In this paper we claim that space and contextuality can (and should) be reintegrated in Bourdieus core theory. Especially Bourdieu’s theory about fields and habitus can be reinterpreted so that these concepts become empirically testable (Lahire 2007). This requires that we allow ourselves to consider cities and urban districts as sites that we can analyze as having the features of a field; inhabited by social groups behaving as ‘position takers’ in such a field. We do draw on Bourdieu’s main theory when analyzing the dynamics between those local groups and their positions, being aware that the boundaries and dynamics of those local groups are less singular and more permeable than his theory suggests (Lamont and Inghelieri 2004; Lamont 2004).
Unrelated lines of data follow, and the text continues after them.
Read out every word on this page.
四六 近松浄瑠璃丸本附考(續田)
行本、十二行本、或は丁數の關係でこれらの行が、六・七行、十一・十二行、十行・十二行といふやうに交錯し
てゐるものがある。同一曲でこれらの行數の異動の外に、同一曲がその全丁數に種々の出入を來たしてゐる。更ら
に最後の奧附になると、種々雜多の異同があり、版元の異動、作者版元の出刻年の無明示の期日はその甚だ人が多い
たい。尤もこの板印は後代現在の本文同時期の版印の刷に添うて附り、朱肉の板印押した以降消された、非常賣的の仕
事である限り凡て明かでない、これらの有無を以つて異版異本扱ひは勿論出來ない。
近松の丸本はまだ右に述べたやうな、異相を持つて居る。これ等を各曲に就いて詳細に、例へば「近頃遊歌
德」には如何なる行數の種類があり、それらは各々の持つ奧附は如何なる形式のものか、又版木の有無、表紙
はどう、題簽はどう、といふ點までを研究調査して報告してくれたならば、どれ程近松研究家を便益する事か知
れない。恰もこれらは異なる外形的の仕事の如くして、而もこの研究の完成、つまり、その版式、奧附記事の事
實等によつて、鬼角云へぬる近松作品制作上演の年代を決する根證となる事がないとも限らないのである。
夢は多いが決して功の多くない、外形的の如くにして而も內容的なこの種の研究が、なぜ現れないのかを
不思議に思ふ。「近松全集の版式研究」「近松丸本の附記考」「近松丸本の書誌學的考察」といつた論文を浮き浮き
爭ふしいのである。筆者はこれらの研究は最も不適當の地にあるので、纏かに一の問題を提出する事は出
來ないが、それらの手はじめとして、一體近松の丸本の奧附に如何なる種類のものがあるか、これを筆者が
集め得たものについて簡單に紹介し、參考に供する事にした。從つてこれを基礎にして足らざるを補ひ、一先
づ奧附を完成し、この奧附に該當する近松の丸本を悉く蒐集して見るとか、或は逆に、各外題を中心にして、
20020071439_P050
The empirical evidence we’ll discuss in this article, suggests that at a local scale social groups constitute each other reciprocally, an insight common to what came to be known as boundary work (Lamont 2012). In a second part of our empirical findings, we will illustrate that the assumptions that steer peoples behavior, do not belong to the darkness of reproductive routines. We hope to illustrate that people can be confronted with their own practices and routines and that by doing so, they may question some of their own presuppositions. This process approximates Bourdieus concept of habitus, at the same time questioning it: what people believed to be true and valuable about themselves and the environment, can shift when they get aware of this set of assumptions and dispositions (Hillier and Rooksby 2002).